But Dutch history, like all history, is woven from pragmatism and myth. When the Spanish grip tightened in the 16th century, William of Orange did the unthinkable: he reached out to the Muslim Ottoman Empire for help. “Liever Turks dan Paaps”-Rather Turkish than Papist-became the rebels’ cry. Better to ally with the unknown than submit to the suffocating embrace of familiar tyranny.

The Ottomans responded not with sermons but with ships, harassing Spanish trade and giving the Dutch rebels the breathing room they desperately needed. It was a lesson in survival through pluralism, not purity- a willingness to make common cause with the “other” when the stakes demanded it.

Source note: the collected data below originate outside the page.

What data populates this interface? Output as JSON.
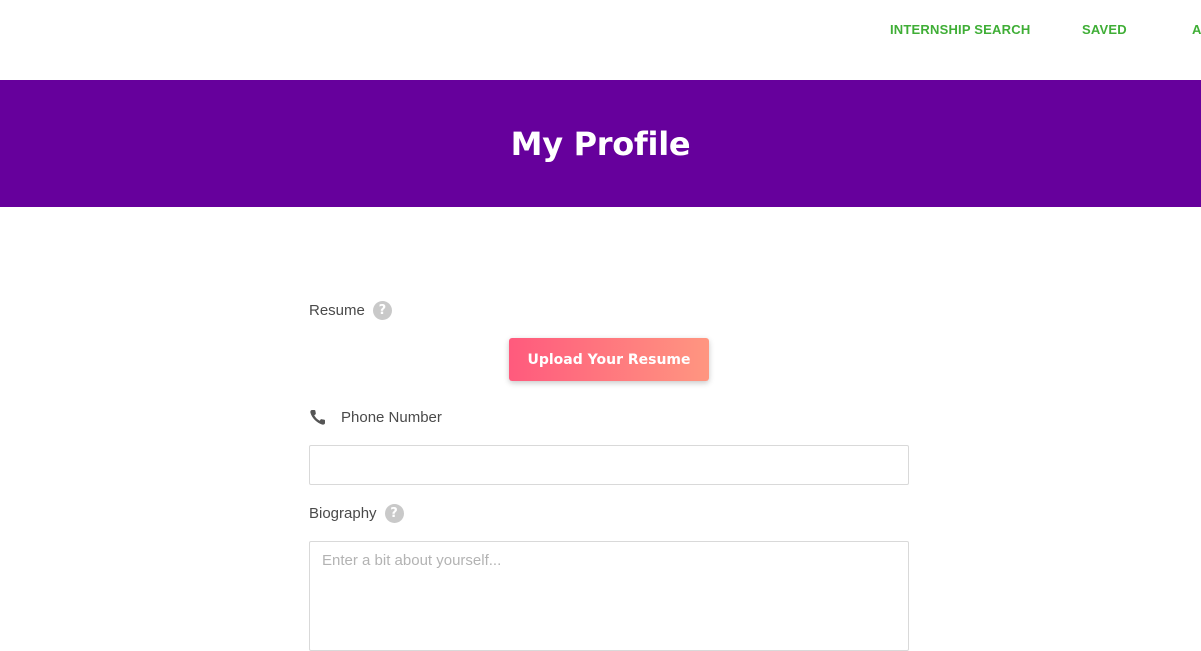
{
  "nav": {
    "items": [
      {
        "label": "INTERNSHIP SEARCH"
      },
      {
        "label": "SAVED"
      },
      {
        "label": "A"
      }
    ],
    "color": "#3fae36"
  },
  "hero": {
    "title": "My Profile",
    "background": "#66009c"
  },
  "form": {
    "resume": {
      "label": "Resume",
      "help_icon": "question-icon",
      "upload_button": "Upload Your Resume"
    },
    "phone": {
      "label": "Phone Number",
      "icon": "phone-icon",
      "value": ""
    },
    "biography": {
      "label": "Biography",
      "help_icon": "question-icon",
      "placeholder": "Enter a bit about yourself..."
    }
  }
}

Fast-forward to 2025 in America. There is no Queen’s Day, no ritual of orange unity, and no monarch to serve as a living symbol above the fray. Instead, there’s Thanksgiving, a day when the country gathers around a turkey, a bird with no real connection to Turkey the nation but every connection to the American appetite for mythmaking.

In a land without queens or kings (unless you count Snoop Dogg or Taylor Swift), Thanksgiving is their “Turkish Day”: a secular sacrament of gratitude, family, and a conveniently edited history. Like the Queen’s (now King’s) Day date, the turkey is a symbol chosen as much for what it isn’t as for what it is.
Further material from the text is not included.